Forkcasting
As clear as a puddle of mud

An incomplete list of software development metrics

It's a list!

There have been a couple of posts on Statistical Process Control (SPC) recently. The most common objections are that you can't measure software development, that software development is too intrinsically variable for these techniques to be worthwhile, or the measures have no effect on outcomes that matter (e.g., Free cash flow (FCF), return on invested capital (RoIC), etc.).

Here's an incomplete list of measurements that might apply to software systems and their associated development processes:

  • Team size
  • Team aggregate years of experience
  • Average years of experience
  • Count services owned by the team
  • Time since last deployment to a service
  • Time since last commit to a service
  • Count of tickets in the backlog
  • Count incomplete estimated tickets
  • Count of unestimated tickets
  • Age of oldest ticket in backlog
  • Age of oldest ticket in $Stage (in-progress, review, to deploy)
  • Count of tickets in $Stage
  • Test non-commentary source statements (NCSS) total
  • Test NCSS added per PR
  • Non-test NCSS total
  • Non-test NCSS added per PR
  • Test cyclomatic complexity
  • Non-test cyclomatic complexity
  • PR age
  • Time between PR ready for review and PR merge
  • PR comment count
  • PR count
  • Time between PR merge and deploy
  • Build duration
  • Deployment duration
  • Count of commits deployed per deployment
  • PRs per story
  • Story cycle time
  • Story cycle time broken down by story point estimate
  • Story lead time
  • Story ticket word count
  • Story comment count
  • Stories complete per week
  • Story points complete per week (if tracking story points)
  • Scrum meeting dev-time (grooming, planning, review, daily stand-up, etc.)
  • non-Scrum meetings dev-time
  • Non-Scrum meeting count
  • Tickets completed without estimate (if estimating)
  • Tickets completed with estimate (if estimating)
  • Dev-time spent per ticket estimate (if estimating)
  • Within-team estimate noise (if using unambiguous estimates and getting multiple estimates for each ticket)
  • Estimate mean squared error (if using unambiguous estimates, e.g. ticket duration, calendar date.)
  • Estimate/Actual ratio (if using unambiguous estimates)
  • Tickets in progress per developer (not done or in backlog)
  • Count of tickets "resurrected" from "done"
  • Count of tests failed
  • Time to repair failed test
  • Test duration
  • Deployment count
  • Deployment automatically rolled-back count
  • Deployment manually rolled-back count
  • Statement coverage
  • Branch coverage
  • t-way coverage
  • Mutation coverage
  • Tests per API method
  • Count of ticket $Type (bug, task, story, ...) in each $Stage (incl. backlog)
  • Tickets priority counts (if tracking priority)
  • Paging alert count
  • Non-paging alert count
  • Paging alert response time
  • Non-paging alert response time
  • Time to resolve a page alert
  • Time to resolve a non-paging alert

There's also the usual system monitoring suspects: cloud provider costs, error count, request counts, latency percentiles, disk IOPS, count inodes used, days to TLS expiry, dependency request count, dependency error count, dependency latency, retry count, etc.

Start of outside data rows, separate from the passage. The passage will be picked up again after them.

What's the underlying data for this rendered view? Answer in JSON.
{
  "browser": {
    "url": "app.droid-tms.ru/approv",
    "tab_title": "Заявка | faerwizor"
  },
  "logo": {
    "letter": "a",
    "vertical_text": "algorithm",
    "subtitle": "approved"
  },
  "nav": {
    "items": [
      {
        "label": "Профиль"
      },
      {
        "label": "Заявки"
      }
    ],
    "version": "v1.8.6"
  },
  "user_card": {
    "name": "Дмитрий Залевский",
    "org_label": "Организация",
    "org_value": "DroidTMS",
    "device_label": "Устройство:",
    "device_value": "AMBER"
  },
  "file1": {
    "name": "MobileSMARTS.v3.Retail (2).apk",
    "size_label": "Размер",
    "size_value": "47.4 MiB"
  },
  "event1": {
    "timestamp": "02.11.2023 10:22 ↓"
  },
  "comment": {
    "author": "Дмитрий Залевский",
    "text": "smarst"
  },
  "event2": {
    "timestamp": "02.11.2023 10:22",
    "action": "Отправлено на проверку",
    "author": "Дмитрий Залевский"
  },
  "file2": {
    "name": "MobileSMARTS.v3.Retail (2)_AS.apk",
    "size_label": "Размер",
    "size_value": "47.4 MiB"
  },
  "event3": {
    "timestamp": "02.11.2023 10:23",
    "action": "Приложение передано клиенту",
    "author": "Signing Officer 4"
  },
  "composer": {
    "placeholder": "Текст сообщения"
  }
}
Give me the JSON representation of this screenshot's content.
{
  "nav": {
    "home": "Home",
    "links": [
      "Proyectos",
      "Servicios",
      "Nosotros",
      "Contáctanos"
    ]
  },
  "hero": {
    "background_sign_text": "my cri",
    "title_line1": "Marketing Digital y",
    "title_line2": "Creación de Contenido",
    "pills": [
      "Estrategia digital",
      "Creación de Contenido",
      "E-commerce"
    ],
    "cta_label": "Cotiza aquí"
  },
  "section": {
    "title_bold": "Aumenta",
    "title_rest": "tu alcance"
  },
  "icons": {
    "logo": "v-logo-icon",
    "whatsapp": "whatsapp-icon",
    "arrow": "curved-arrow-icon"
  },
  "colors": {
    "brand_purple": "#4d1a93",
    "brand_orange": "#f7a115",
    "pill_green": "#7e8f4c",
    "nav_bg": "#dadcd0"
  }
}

There's also the DORA metrics, which I think I've somewhat duplicated above.

I think that this list conclusively disproves the claim that we can't measure software development.

I'd also argue that this weakens the claim that we can't measure things that affect the outputs we care about. There's a lot of possible metrics here. It would be surprising if none affect FCF, RoIC, etc.

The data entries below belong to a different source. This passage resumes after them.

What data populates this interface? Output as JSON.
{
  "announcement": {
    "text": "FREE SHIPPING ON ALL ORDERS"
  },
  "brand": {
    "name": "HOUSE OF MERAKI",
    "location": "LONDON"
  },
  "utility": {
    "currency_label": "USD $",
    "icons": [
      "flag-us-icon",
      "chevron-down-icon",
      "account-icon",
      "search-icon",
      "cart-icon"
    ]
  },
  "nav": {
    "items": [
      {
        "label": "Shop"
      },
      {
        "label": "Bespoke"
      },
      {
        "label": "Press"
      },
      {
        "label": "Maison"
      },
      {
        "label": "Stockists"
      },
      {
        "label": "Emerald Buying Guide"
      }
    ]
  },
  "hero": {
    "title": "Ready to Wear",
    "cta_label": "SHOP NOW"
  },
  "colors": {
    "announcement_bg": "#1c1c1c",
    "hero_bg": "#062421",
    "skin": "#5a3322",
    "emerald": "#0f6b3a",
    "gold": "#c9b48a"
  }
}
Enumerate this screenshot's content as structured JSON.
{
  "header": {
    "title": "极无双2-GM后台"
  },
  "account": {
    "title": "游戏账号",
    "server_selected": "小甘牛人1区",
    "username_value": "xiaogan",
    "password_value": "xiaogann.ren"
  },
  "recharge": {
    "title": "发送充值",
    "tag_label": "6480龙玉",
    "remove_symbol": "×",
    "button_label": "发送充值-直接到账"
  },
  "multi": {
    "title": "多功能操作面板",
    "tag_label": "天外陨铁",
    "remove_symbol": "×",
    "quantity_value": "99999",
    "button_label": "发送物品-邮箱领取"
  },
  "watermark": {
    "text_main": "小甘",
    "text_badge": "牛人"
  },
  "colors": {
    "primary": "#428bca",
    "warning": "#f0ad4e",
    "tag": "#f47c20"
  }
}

I don't think this list helps much with the claim that software development is too intrinsically variable for SPC to apply. I think you need to try it out in your context to know if that's true for you. If it is true, the next question is: are you sure it's intrinsically high-variance? What did you try to change the process' variance?

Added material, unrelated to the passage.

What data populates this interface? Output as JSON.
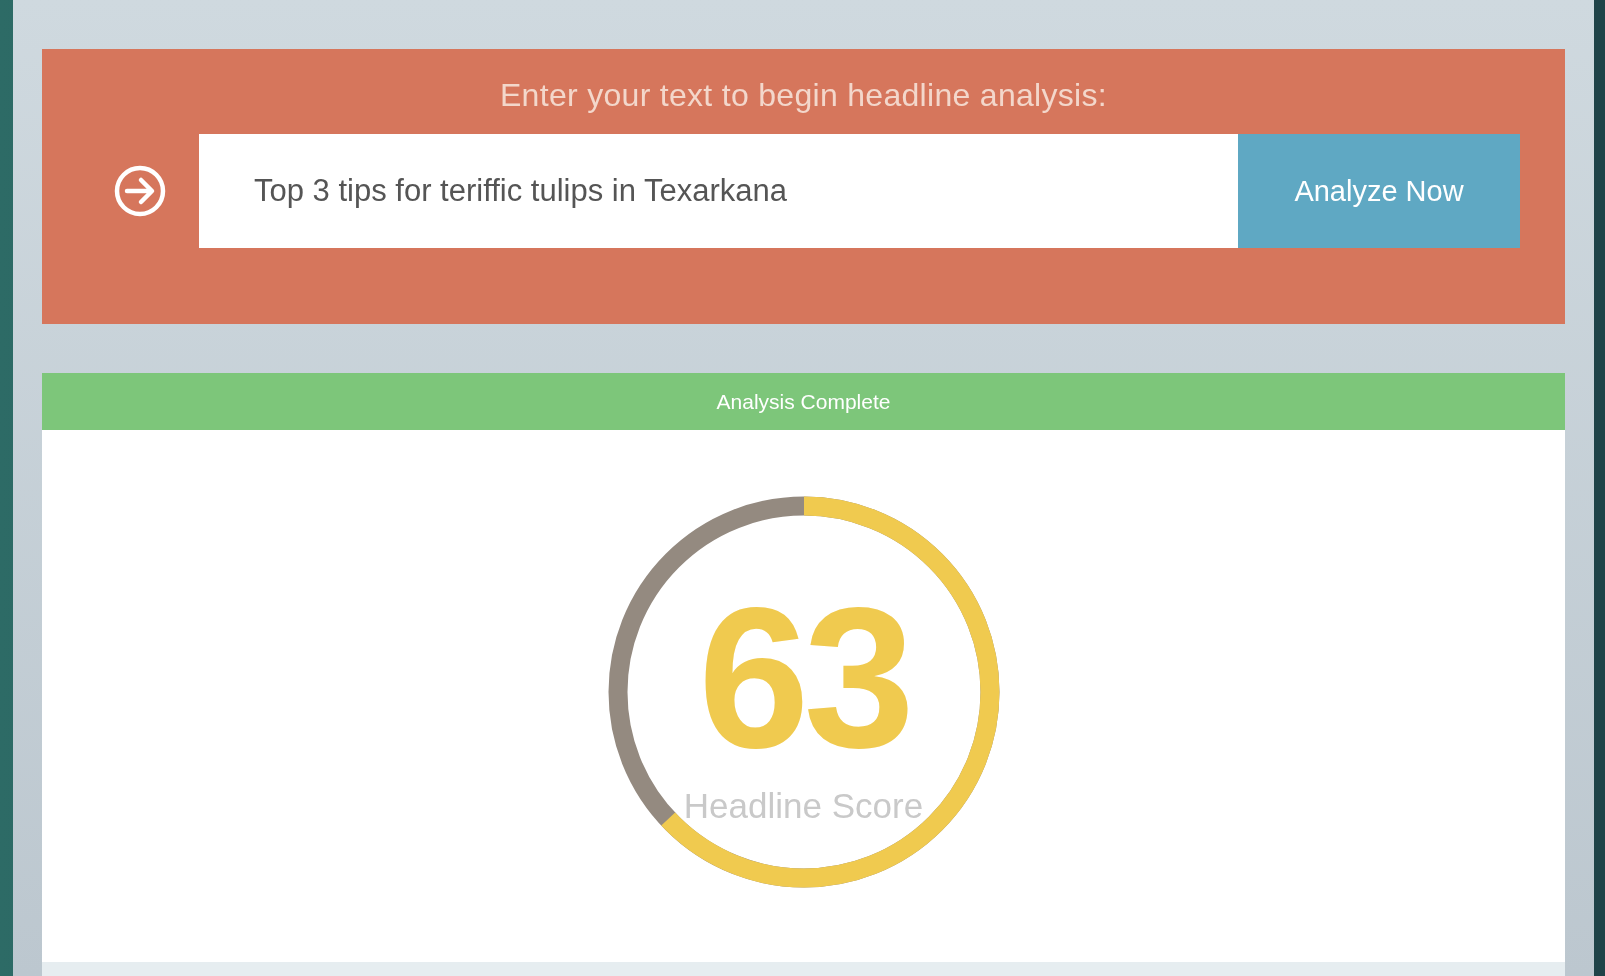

Some of the metrics are hard to measure, and some may need operational definitions. For example, what exactly is an "API method", does it matter if it is publicly accessible?

There's one final objection that this doesn't cover: The quality of the software process is irrelevant compared to the product and positioning. I don't believe this; I think they're different skills. A team with fast, reliable execution and a good sense for the market will probably to outperform a team who only has a good sense for the market. There's also the lifetime of the software after you've launched it (bug fixes, improvements, etc.) to consider. A team that can deliver faster and more reliably probably delivers better RoIC.

Thank you to both kqr for the original inspiration, and Cedric Chin for helping me reflect on how I've seen others measure software development.